SchNetPack is based on PyTorch and uses `PyTorchLightning <https://www.pytorchlightning.ai/>`_ as a training framework.
This heavily influences the structure described here.
Additionally, `Hydra <https://hydra.cc/>`_ is used to configure SchNetPack for command-line usage,
which will be described in the next chapter.

Data
====
.. currentmodule:: data

SchNetPack currently supports data sets stored in ASE format using
:class:`ASEAtomsData`, but other formats can be added by implementing
:class:`BaseAtomsData`. These classes are compatible with PyTorch dataloaders and
provide an additional interface to store metadata, e.g. property units and
single-atom reference values.

An important aspect are the transforms that can be passed to the data classes. Those
are PyTorch modules that perform preprocessing task on the data *before* batching.
Typically, this is performed on the CPU as part of the multi-processing of PyTorch
dataloaders.
Important preprocessing :class:`Transform`s include removing of offsets from target properties
and calculation of neighbor lists.

Furthermore, we support PyTorch Lightning datamodules through :class:`AtomsDataModule`,
which combines :class:`ASEAtomsData` with code for preparation, setup and partitioning
into train/validation/test splits. We provide specific implementations of
:class:`AtomsDataModule` for several benchmark datasets.


Model
=====
.. currentmodule:: model

A core component of SchNetPack is the :class:`AtomisticModel`, which is the base
class for all models implemented in SchNetPack. It is essentially a PyTorch module with
some additional functionality for specific to atomistic machine learning.

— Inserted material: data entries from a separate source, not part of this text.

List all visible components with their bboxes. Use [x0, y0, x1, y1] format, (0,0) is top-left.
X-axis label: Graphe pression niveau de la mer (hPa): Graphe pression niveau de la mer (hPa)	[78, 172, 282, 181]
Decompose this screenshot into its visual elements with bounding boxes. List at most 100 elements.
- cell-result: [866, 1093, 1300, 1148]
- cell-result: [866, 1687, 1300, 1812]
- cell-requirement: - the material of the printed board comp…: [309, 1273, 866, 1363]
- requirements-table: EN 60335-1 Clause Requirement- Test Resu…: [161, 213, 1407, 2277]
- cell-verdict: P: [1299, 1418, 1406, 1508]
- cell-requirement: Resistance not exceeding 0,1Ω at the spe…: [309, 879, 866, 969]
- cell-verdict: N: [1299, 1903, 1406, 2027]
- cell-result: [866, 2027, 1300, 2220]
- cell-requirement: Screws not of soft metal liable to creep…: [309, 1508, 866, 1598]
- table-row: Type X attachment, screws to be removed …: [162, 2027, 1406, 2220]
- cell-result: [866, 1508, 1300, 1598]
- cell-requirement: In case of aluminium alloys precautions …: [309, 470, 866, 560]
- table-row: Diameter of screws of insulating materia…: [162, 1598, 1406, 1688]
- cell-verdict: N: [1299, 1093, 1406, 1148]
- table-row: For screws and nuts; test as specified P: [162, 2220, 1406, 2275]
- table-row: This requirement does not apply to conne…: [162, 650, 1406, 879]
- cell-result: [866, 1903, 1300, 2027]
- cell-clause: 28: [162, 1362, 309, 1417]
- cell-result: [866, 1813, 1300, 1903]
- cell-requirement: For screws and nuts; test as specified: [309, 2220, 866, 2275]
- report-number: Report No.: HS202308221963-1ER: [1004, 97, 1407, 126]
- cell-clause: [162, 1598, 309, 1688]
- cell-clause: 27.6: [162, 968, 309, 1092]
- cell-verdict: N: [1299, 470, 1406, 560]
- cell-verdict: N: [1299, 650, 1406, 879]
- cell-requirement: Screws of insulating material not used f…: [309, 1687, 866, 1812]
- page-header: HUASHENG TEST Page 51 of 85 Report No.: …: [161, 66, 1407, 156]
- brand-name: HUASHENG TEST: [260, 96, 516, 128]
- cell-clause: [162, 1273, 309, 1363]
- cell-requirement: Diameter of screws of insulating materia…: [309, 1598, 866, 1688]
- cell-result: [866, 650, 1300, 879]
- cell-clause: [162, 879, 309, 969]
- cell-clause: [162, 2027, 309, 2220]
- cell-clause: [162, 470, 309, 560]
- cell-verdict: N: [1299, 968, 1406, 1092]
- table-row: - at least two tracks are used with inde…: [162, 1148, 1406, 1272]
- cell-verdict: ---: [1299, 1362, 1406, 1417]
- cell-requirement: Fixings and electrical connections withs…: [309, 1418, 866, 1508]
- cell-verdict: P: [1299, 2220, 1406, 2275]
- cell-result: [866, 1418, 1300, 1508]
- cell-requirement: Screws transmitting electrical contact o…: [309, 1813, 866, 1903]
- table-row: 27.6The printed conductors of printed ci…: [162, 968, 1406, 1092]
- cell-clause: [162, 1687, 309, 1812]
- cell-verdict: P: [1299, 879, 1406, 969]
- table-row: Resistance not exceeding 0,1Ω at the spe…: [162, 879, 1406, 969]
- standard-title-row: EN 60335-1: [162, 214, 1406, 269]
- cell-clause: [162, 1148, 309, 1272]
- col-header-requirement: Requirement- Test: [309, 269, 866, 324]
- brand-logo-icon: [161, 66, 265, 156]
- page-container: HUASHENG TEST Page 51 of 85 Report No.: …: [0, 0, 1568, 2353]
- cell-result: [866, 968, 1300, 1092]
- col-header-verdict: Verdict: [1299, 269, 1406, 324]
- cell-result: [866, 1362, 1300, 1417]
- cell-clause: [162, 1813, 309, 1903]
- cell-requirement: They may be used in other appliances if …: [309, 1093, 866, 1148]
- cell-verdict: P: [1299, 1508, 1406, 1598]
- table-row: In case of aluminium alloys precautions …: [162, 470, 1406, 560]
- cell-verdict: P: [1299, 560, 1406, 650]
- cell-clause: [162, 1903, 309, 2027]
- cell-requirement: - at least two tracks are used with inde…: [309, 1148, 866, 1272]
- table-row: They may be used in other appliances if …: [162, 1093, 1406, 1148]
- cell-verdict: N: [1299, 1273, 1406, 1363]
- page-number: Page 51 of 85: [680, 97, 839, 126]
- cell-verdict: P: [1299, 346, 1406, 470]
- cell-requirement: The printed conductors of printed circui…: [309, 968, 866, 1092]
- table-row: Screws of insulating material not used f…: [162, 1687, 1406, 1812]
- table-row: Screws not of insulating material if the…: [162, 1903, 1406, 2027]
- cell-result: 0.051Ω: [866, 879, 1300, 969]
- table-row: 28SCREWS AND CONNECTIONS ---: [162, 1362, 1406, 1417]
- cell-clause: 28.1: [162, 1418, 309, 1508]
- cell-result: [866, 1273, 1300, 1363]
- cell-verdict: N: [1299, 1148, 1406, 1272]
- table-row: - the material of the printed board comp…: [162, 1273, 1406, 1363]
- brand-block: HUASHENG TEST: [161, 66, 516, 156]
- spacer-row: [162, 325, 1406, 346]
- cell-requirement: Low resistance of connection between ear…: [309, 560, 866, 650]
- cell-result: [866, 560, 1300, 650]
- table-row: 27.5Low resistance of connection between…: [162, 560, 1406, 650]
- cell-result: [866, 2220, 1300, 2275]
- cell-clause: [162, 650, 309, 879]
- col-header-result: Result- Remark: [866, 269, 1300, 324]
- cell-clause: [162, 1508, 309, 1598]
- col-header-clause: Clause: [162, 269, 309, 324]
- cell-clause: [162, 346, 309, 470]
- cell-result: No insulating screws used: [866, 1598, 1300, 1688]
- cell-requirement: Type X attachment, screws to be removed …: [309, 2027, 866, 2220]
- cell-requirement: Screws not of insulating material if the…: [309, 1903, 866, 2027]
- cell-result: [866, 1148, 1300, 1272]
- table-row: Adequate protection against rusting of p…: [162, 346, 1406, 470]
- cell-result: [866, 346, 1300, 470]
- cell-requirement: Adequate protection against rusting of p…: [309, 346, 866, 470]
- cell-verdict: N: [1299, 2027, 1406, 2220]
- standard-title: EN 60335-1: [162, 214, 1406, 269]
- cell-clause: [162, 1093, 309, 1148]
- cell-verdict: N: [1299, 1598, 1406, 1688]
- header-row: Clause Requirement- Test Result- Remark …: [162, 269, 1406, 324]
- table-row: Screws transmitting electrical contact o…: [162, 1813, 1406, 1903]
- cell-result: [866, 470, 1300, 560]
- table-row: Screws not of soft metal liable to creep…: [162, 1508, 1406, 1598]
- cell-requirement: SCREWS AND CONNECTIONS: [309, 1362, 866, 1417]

The particular features and requirements are:

* **Input dictionary:**
   To support a flexible interface, each model is supposed to take an input dictionary
   mapping strings to PyTorch tensors and returns a modified dictionary as output.

* **Automatic collection of required dervatives:**
   Each layer that requires derivatives w.r.t to some input, should list them as strings
   in `layer.required_derivatives = ["input_key"]`. The `requires_grad` of the input
   tensor is then set automatically.

.. currentmodule::transform
* **Post-processing:**
   The atomistic model can take a list of non-trainable :class:`Transform`s that are
   used to post-process the output dictionary. These are not applied during training.
   A common use case are energy values that a large offsets and require double
   precision. To be able to still run a single precision model on GPU, one can substract
   the offset from the reference data during a preprocessing stage and then add it
   to the model prediction in post-processing after casting to double.

.. currentmodule:: model
While :class:`AtomisticModel` is a fairly general class, the models provided in
SchNetPack follow a structure defined in the subclass :class:`NeuralNetworkPotential`:

#. **Input modules:**: the input dictionary is sequentially passed to a list of PyTorch
   modules that return a modified dictionary

#. **Representation:**: the input dictionary is passed to a representation module that
   computes atomwise representation, e.g. SchNet or PaiNN. The representation is added
   to the dictionary

#. **Output modules:**: the dictionary is sequentially passed to a list of PyTorch
   modules that store the outputs in the dictionary

Adhering to the structure of :class:`NeuralNetworkPotential` makes it easier to define
config templates with Hydra and it is therefore recommended to subclass it wherever
possible.

Task
====
.. currentmodule:: task

The :class:`AtomisticTask` ties the model, outputs, loss and optimizers together and defines
how the neural network will be trained. While the model is a vanilla PyTorch module,
the task is a :class:`LightningModule` that can be directly passed to the
PyTorch Lightning :class:`Trainer`.

To define an :class:`AtomisticTask`, you need to provide:

* a model as described above

* a list of :class:`ModelOutput` which map output dictionary keys to target properties and assigns a loss function and other metrics

* (optionally) optimizer and learning rate schedulers